A Cancale.
Ce léger coquillage, que vous tenez entre vos doigts, va procurer à votre sens du goût une jouissance délicate d'une seconde: ne vous dit-il rien de plus? peut être non! Mais que de souvenirs il évoque dans l'esprit du voyageur!
Il le transporte dans la petite ville de Cancale, d'où le regard embrasse un si vaste horizon; sur ce rocher à peine haut de 50 mètres, et plus célèbre cependant que des milliers de monts superbes, sans nom et sans histoire, épars sur le globe. En bas, voici le port de Cancale, le village de la Houle, presque aussi populeux que la ville. Là se succèdent à toute heure des scènes d'études qui intéressent aussi bien l'artiste que le savant: c'est là que M. Eugène Feyen a vu cette longue procession de jeunes femmes et de jeunes filles, rapportant des bateaux ce que la drague a moissonné au fond de la mer.
Il y a du charme dans cette scène villageoise, et le regard se repose avec plaisir sur ces sveltes et sereines figures se mouvant, non sans une grâce qui n'a rien d'affecté, dans ce beau cadre du ciel et de la mer que dorent les douces heures d'un soir d'automne.
L'artiste n'eût peut être pas trouvé sur ce rivage, il y a quinze ou vingt ans, une inspiration aussi heureuse. Vers ce temps, les pêcheurs ne ramenaient souvent au port que des bateaux vides. L'inquiétude attristait leurs familles: les bancs se dépeuplaient.
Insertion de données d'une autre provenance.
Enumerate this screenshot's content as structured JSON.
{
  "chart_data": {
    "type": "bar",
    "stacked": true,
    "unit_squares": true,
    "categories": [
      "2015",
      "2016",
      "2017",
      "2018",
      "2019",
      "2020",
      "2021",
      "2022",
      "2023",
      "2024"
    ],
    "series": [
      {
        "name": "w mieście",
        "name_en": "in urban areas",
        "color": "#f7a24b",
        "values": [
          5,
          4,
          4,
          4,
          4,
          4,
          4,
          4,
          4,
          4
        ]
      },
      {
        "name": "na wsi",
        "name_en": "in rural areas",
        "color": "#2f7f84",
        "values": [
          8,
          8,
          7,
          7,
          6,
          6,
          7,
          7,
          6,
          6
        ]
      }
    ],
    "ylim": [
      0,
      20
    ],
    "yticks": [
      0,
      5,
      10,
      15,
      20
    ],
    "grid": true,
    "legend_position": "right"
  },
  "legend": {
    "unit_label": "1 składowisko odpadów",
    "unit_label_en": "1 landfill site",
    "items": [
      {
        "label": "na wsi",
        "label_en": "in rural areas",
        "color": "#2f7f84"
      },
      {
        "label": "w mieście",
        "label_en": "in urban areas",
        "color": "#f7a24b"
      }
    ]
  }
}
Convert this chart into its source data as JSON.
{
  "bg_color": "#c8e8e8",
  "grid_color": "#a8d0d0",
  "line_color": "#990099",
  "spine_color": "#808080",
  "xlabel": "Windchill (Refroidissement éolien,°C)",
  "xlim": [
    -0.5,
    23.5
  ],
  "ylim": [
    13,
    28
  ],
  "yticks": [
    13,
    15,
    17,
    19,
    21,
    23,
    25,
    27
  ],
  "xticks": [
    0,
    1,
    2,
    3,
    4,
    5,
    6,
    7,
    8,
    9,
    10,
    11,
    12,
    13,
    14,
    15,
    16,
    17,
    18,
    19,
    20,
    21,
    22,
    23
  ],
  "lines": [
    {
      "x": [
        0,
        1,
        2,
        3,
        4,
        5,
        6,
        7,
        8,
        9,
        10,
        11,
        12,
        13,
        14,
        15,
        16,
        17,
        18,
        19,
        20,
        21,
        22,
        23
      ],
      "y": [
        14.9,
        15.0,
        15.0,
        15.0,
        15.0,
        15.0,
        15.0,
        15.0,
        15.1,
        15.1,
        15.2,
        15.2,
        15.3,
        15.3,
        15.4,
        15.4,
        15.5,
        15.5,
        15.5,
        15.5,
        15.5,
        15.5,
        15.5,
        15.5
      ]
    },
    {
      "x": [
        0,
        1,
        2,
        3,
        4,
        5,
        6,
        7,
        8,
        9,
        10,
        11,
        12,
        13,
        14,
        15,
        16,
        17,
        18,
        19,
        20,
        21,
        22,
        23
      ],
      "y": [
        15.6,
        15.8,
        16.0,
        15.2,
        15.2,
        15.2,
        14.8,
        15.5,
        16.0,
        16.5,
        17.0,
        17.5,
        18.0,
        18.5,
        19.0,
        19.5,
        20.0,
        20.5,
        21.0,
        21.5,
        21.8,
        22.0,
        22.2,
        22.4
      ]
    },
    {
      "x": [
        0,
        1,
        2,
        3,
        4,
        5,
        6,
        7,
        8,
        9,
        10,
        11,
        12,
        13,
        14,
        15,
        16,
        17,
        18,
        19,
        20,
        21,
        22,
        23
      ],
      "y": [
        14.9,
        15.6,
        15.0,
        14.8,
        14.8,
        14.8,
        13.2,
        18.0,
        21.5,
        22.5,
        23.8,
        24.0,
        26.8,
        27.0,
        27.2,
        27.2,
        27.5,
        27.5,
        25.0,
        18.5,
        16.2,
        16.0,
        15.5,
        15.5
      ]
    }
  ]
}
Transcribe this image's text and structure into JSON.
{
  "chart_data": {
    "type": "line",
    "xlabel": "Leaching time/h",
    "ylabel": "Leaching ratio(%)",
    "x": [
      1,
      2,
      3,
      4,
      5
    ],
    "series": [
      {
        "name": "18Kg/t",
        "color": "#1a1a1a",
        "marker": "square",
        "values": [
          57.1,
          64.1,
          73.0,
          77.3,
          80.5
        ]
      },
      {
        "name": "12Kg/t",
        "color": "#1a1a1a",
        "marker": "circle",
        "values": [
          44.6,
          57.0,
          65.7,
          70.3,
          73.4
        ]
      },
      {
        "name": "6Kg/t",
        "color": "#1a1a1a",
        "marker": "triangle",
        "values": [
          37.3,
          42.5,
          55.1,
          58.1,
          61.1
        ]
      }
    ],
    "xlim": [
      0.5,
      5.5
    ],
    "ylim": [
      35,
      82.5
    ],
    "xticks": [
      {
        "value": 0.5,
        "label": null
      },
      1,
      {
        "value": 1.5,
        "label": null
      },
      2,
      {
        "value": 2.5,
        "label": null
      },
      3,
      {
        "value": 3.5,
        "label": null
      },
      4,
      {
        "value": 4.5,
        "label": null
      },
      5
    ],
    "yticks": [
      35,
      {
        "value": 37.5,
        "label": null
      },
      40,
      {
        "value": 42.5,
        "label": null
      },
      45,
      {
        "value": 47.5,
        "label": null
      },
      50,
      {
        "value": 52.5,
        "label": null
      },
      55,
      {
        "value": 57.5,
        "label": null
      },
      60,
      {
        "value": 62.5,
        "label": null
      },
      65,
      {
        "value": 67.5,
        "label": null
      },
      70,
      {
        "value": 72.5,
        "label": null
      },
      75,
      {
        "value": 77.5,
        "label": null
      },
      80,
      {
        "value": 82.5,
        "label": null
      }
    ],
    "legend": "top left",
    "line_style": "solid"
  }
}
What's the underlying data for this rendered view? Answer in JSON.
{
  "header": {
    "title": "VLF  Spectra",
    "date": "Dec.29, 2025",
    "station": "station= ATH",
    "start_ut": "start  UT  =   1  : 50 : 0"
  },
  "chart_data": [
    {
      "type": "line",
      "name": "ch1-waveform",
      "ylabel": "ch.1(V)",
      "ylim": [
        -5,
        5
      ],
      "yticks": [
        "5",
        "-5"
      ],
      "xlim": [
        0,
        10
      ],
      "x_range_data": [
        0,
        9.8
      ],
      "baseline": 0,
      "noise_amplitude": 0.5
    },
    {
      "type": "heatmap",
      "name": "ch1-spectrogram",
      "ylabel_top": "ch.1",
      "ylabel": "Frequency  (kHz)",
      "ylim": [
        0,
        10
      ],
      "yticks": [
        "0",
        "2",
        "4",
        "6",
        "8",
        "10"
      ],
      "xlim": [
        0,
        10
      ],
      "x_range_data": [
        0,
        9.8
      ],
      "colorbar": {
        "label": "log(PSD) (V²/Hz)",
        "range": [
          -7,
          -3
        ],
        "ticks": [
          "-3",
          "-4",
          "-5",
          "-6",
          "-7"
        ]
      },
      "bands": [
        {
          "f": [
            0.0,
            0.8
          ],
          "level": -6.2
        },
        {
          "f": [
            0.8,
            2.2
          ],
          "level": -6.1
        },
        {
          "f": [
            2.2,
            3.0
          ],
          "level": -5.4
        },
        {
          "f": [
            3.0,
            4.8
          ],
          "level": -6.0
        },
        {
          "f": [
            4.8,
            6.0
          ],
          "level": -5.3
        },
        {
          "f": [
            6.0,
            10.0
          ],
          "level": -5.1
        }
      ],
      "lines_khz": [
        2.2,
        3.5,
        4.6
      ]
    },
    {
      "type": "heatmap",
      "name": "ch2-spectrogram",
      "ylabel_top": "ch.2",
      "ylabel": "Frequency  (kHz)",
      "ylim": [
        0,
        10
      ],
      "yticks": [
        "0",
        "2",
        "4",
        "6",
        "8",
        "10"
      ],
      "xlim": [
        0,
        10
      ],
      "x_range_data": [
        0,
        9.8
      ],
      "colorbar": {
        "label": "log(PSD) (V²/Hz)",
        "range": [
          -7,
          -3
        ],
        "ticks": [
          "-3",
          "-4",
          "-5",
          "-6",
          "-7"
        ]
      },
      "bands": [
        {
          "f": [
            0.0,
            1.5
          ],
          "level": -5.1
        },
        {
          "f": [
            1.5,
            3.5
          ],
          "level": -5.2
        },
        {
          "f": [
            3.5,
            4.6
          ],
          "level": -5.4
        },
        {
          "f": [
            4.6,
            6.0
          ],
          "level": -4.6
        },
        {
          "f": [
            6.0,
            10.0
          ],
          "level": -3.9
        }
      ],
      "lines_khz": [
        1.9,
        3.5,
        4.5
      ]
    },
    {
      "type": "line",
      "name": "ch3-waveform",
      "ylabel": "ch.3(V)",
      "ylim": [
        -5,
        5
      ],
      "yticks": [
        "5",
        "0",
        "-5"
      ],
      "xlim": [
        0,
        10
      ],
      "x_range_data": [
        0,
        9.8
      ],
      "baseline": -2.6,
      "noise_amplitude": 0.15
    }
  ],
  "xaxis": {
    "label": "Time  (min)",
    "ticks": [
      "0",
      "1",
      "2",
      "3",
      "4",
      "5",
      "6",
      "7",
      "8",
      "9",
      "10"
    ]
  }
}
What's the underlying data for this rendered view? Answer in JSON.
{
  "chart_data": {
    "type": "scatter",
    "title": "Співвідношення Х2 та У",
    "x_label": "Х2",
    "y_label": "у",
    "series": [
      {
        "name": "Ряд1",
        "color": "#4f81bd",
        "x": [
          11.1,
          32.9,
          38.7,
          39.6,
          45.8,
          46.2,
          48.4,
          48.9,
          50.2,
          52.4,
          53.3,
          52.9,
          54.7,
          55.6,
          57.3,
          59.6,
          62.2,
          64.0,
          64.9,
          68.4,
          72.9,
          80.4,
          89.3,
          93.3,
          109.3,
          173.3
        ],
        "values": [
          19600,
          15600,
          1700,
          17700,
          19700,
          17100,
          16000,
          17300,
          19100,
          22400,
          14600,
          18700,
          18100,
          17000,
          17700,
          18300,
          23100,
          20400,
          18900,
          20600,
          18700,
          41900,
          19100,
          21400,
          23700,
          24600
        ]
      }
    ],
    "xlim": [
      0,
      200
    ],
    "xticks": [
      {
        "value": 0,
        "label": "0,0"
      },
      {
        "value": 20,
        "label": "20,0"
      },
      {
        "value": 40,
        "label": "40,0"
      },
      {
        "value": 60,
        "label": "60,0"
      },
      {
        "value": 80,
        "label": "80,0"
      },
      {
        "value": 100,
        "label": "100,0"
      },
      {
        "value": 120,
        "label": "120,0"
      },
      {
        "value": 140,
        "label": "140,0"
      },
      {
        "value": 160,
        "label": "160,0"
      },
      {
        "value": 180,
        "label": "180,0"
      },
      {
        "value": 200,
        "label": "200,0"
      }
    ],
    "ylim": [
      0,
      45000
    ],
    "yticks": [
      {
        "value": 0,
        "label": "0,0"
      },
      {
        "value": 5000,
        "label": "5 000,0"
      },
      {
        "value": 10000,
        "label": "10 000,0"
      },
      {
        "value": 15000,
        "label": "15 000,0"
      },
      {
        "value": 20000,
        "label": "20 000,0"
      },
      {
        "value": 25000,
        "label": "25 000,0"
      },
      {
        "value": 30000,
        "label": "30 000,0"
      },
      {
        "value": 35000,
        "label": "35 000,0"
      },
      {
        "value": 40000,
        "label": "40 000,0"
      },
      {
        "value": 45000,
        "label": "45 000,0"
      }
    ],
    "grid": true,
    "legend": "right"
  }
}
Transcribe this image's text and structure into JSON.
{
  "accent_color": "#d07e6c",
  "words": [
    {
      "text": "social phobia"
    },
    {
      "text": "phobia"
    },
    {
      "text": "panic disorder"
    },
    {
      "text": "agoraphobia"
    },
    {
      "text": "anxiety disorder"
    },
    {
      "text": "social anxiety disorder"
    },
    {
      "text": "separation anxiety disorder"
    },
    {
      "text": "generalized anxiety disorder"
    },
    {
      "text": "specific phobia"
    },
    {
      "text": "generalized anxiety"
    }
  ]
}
On accusait les ennemis naturels de l'huître, l'hermelle, ver à sang rouge, le bigorneau perceur, l'anomie; mais il fallait bien reconnaître que le plus terrible ravageur des bancs était cet impitoyable couteau de la drague, qui, raclant brutalement le fond de la mer, arrache tout ce qu'il y rencontre, ou envase et fait périr les jeunes mollusques, espoir des pêches futures.
On dut songer sérieusement à prévenir la ruine d'une industrie si précieuse. Un savant, M. Coste, proposa d'emprunter aux anciennes traditions les moyens de repeupler les bancs, en pavant le fond des baies d'écailles d'huîtres ou en y coulant des fascines pour aider la semence ou le "naissain" à s'y fixer. On eut aussi recours à des règlements plus sages sur le mode et sur les saisons de pêche, sur les coupes réglées des exploitations par zones successives. A Cancale, toutes les huîtres qui n'ont pas la taille déterminée par les règlements sont réservées pour être élevées dans les parcs et les étalages. Grâce à ces divers moyens, on espère arrêter le déclin des bancs.
Certes, il y a sur la terre et dans la terre, dans l'air, dans les fleuves et les mers, plus de richesses qu'il n'en faut pour servir à l'alimentation de tous les habitants du globe; mais elles se répartissent entre eux inégalement, en proportion de ce qu'ils ont de culture intellectuelle et morale. La paresse et l'ignorance ne s'enrichissent guère; l'imprévoyante cupidité dissipe et détruit; le travail intelligent et prudent sait seul, non-seulement s'approprier les biens naturels, mais aussi les préserver et les accroître.
Le Magasin pittoresque, janvier 1875.